WASHINGTON -- When Magic Johnson showed up for Michigan State's practice Saturday, Tom Izzo simply stood to the side and let the best player in the program's history do a little coaching.

Magic wanted Michigan State to get out in transition against Duke and, as fate would have it, the Spartans finished Sunday's epic win with a 15-0 edge in fast-break points.

Magic told his guys to box out early against Duke, and sure enough, the Spartans corralled a half dozen early offensive boards that helped build the foundation for Sunday's win.

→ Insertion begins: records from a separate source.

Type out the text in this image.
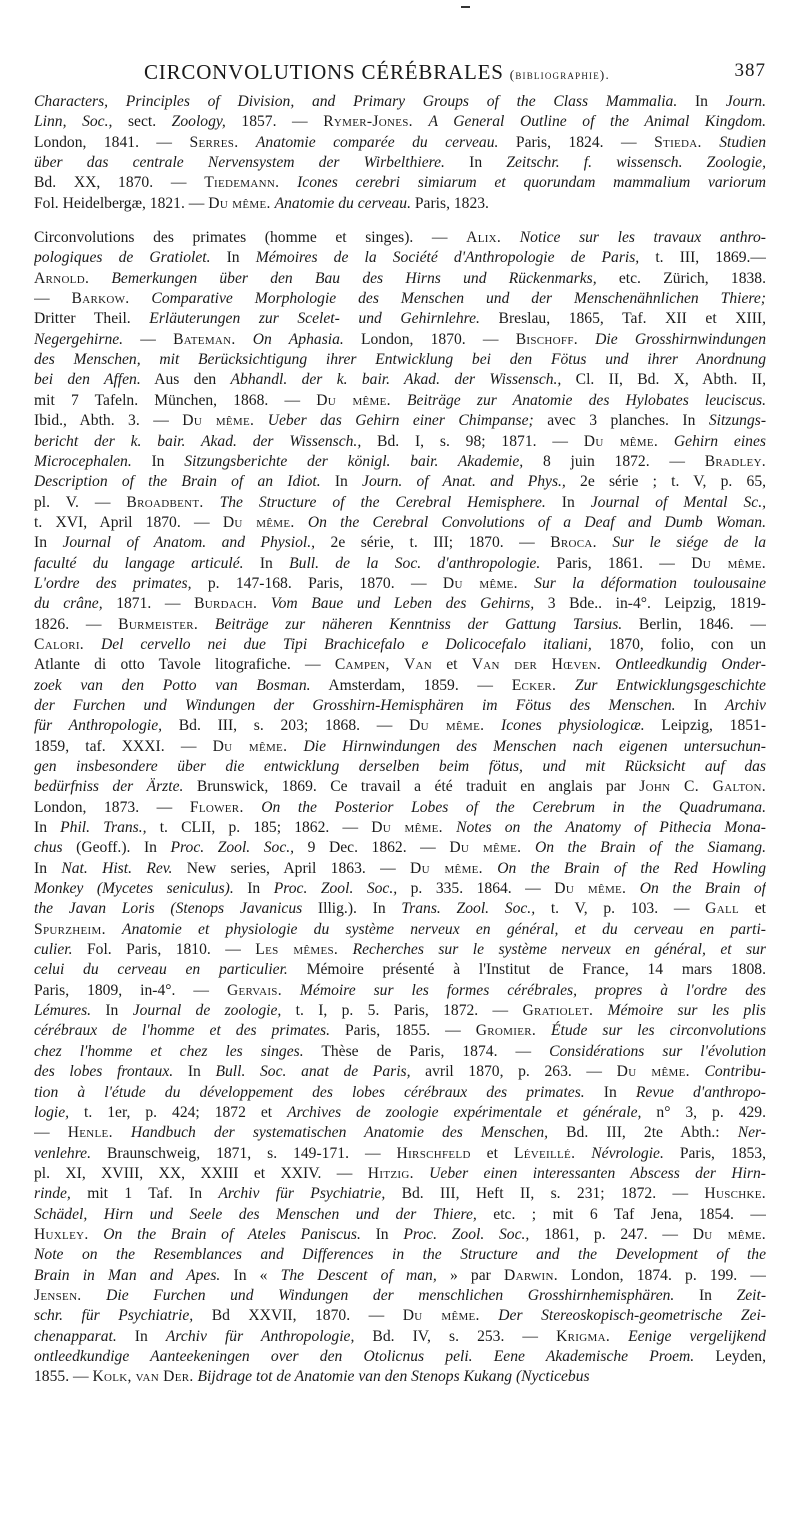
CIRCONVOLUTIONS CÉRÉBRALES (bibliographie).	387
Characters, Principles of Division, and Primary Groups of the Class Mammalia. In Journ.
Linn, Soc., sect. Zoology, 1857. — Rymer-Jones. A General Outline of the Animal Kingdom.
London, 1841. — Serres. Anatomie comparée du cerveau. Paris, 1824. — Stieda. Studien
über das centrale Nervensystem der Wirbelthiere. In Zeitschr. f. wissensch. Zoologie,
Bd. XX, 1870. — Tiedemann. Icones cerebri simiarum et quorundam mammalium variorum
Fol. Heidelbergæ, 1821. — Du même. Anatomie du cerveau. Paris, 1823.
Circonvolutions des primates (homme et singes). — Alix. Notice sur les travaux anthro-
pologiques de Gratiolet. In Mémoires de la Société d'Anthropologie de Paris, t. III, 1869.—
Arnold. Bemerkungen über den Bau des Hirns und Rückenmarks, etc. Zürich, 1838.
— Barkow. Comparative Morphologie des Menschen und der Menschenähnlichen Thiere;
Dritter Theil. Erläuterungen zur Scelet- und Gehirnlehre. Breslau, 1865, Taf. XII et XIII,
Negergehirne. — Bateman. On Aphasia. London, 1870. — Bischoff. Die Grosshirnwindungen
des Menschen, mit Berücksichtigung ihrer Entwicklung bei den Fötus und ihrer Anordnung
bei den Affen. Aus den Abhandl. der k. bair. Akad. der Wissensch., Cl. II, Bd. X, Abth. II,
mit 7 Tafeln. München, 1868. — Du même. Beiträge zur Anatomie des Hylobates leuciscus.
Ibid., Abth. 3. — Du même. Ueber das Gehirn einer Chimpanse; avec 3 planches. In Sitzungs-
bericht der k. bair. Akad. der Wissensch., Bd. I, s. 98; 1871. — Du même. Gehirn eines
Microcephalen. In Sitzungsberichte der königl. bair. Akademie, 8 juin 1872. — Bradley.
Description of the Brain of an Idiot. In Journ. of Anat. and Phys., 2e série ; t. V, p. 65,
pl. V. — Broadbent. The Structure of the Cerebral Hemisphere. In Journal of Mental Sc.,
t. XVI, April 1870. — Du même. On the Cerebral Convolutions of a Deaf and Dumb Woman.
In Journal of Anatom. and Physiol., 2e série, t. III; 1870. — Broca. Sur le siége de la
faculté du langage articulé. In Bull. de la Soc. d'anthropologie. Paris, 1861. — Du même.
L'ordre des primates, p. 147-168. Paris, 1870. — Du même. Sur la déformation toulousaine
du crâne, 1871. — Burdach. Vom Baue und Leben des Gehirns, 3 Bde.. in-4°. Leipzig, 1819-
1826. — Burmeister. Beiträge zur näheren Kenntniss der Gattung Tarsius. Berlin, 1846. —
Calori. Del cervello nei due Tipi Brachicefalo e Dolicocefalo italiani, 1870, folio, con un
Atlante di otto Tavole litografiche. — Campen, Van et Van der Hœven. Ontleedkundig Onder-
zoek van den Potto van Bosman. Amsterdam, 1859. — Ecker. Zur Entwicklungsgeschichte
der Furchen und Windungen der Grosshirn-Hemisphären im Fötus des Menschen. In Archiv
für Anthropologie, Bd. III, s. 203; 1868. — Du même. Icones physiologicæ. Leipzig, 1851-
1859, taf. XXXI. — Du même. Die Hirnwindungen des Menschen nach eigenen untersuchun-
gen insbesondere über die entwicklung derselben beim fötus, und mit Rücksicht auf das
bedürfniss der Ärzte. Brunswick, 1869. Ce travail a été traduit en anglais par John C. Galton.
London, 1873. — Flower. On the Posterior Lobes of the Cerebrum in the Quadrumana.
In Phil. Trans., t. CLII, p. 185; 1862. — Du même. Notes on the Anatomy of Pithecia Mona-
chus (Geoff.). In Proc. Zool. Soc., 9 Dec. 1862. — Du même. On the Brain of the Siamang.
In Nat. Hist. Rev. New series, April 1863. — Du même. On the Brain of the Red Howling
Monkey (Mycetes seniculus). In Proc. Zool. Soc., p. 335. 1864. — Du même. On the Brain of
the Javan Loris (Stenops Javanicus Illig.). In Trans. Zool. Soc., t. V, p. 103. — Gall et
Spurzheim. Anatomie et physiologie du système nerveux en général, et du cerveau en parti-
culier. Fol. Paris, 1810. — Les mêmes. Recherches sur le système nerveux en général, et sur
celui du cerveau en particulier. Mémoire présenté à l'Institut de France, 14 mars 1808.
Paris, 1809, in-4°. — Gervais. Mémoire sur les formes cérébrales, propres à l'ordre des
Lémures. In Journal de zoologie, t. I, p. 5. Paris, 1872. — Gratiolet. Mémoire sur les plis
cérébraux de l'homme et des primates. Paris, 1855. — Gromier. Étude sur les circonvolutions
chez l'homme et chez les singes. Thèse de Paris, 1874. — Considérations sur l'évolution
des lobes frontaux. In Bull. Soc. anat de Paris, avril 1870, p. 263. — Du même. Contribu-
tion à l'étude du développement des lobes cérébraux des primates. In Revue d'anthropo-
logie, t. 1er, p. 424; 1872 et Archives de zoologie expérimentale et générale, n° 3, p. 429.
— Henle. Handbuch der systematischen Anatomie des Menschen, Bd. III, 2te Abth.: Ner-
venlehre. Braunschweig, 1871, s. 149-171. — Hirschfeld et Léveillé. Névrologie. Paris, 1853,
pl. XI, XVIII, XX, XXIII et XXIV. — Hitzig. Ueber einen interessanten Abscess der Hirn-
rinde, mit 1 Taf. In Archiv für Psychiatrie, Bd. III, Heft II, s. 231; 1872. — Huschke.
Schädel, Hirn und Seele des Menschen und der Thiere, etc. ; mit 6 Taf Jena, 1854. —
Huxley. On the Brain of Ateles Paniscus. In Proc. Zool. Soc., 1861, p. 247. — Du même.
Note on the Resemblances and Differences in the Structure and the Development of the
Brain in Man and Apes. In « The Descent of man, » par Darwin. London, 1874. p. 199. —
Jensen. Die Furchen und Windungen der menschlichen Grosshirnhemisphären. In Zeit-
schr. für Psychiatrie, Bd XXVII, 1870. — Du même. Der Stereoskopisch-geometrische Zei-
chenapparat. In Archiv für Anthropologie, Bd. IV, s. 253. — Krigma. Eenige vergelijkend
ontleedkundige Aanteekeningen over den Otolicnus peli. Eene Akademische Proem. Leyden,
1855. — Kolk, van Der. Bijdrage tot de Anatomie van den Stenops Kukang (Nycticebus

Then he told this season's Michigan State team how much it reminded him of his own title run 40 years ago. Living up to that would be a far bigger challenge for the Spartans.

And yet, here they are. Cassius Winston and his 20 points, 10 assists and 1 turnover, a performance that will be etched into Michigan State lore right alongside Johnson's heroics from 1979. Xavier Tillman's grueling battle against Zion Williamson that frustrated the Duke star as much as any matchup this season.Kenny Goins' dramatic 3-pointer with 34 seconds left to give Michigan State a lead, a shot he had missed and missed and missed so often that his coach asked if he'd ever make one.

"I'll make the next one," he told Izzo.

It had been four years since the Spartans made it this far, to a Final Four with a chance to win it all. For most programs, that's a blip. For Michigan State, an eternity. This is a place where legacy matters, where the legends of the past -- Johnson and Mateen Cleaves and Charlie Bell, all in attendance Sunday -- loom large.

And now, Winston and Tillman and Goins have their own chapter in Spartans lore.

The Spartans' 68-67 win sent Duke home, in all likelihood ending the college careers of superstars Williamson and RJ Barrett. Hours earlier, Auburn toppled another blue blood, sending Kentucky to its own tournament exit. Gonzaga and North Carolina and Michigan? Gone, gone and gone this weekend.

The last of the legacy brands still standing is Michigan State.

Before the game, Michigan State watched a video its production staff had compiled. Players from past Final Four teams all chimed in, offering messages of support, encouragement and advice.

"I guess the only good thing about Twitter," Izzo said, "is they were all able to send things in via social media."

Now, Izzo joked, Magic Johnson and the others would have to come up with a game plan for a national championship, too.

Thing is though, there's no game plan for the confidence Winston brings to this Michigan State team that, after 20 shots, his teammates just wanted him to shoot more. And there's no advice to give Matt McQuaid when he decides he wasn't quite physical enough attacking the basket on one shot, so on the next he delivers a jaw-dropping dunk. "I don't know what got into me," he said afterward. And there's precious little precedent for the way Michigan State picked apart everything Duke did well all season, forcing Williamson away from the go-to parts of his massive repertoire, to beat the Blue Devils at their own game. No one had done that so thoroughly this season.

All of that, that's a new legacy. That's how this crop of Spartans joins Magic and Mateen and the others who set the stage, and if they finish the job in Minneapolis next week, it's why they'll be mentioned in the same hushed tones.

"We hope to leave our mark," Winston said. "And one day we're going to come back and tell the young guys, this is what it takes to get to this point. It's a big deal seeing those guys and seeing what the program means to them and have that same feeling that, years and years from now, we'll come back and maybe do that same thing."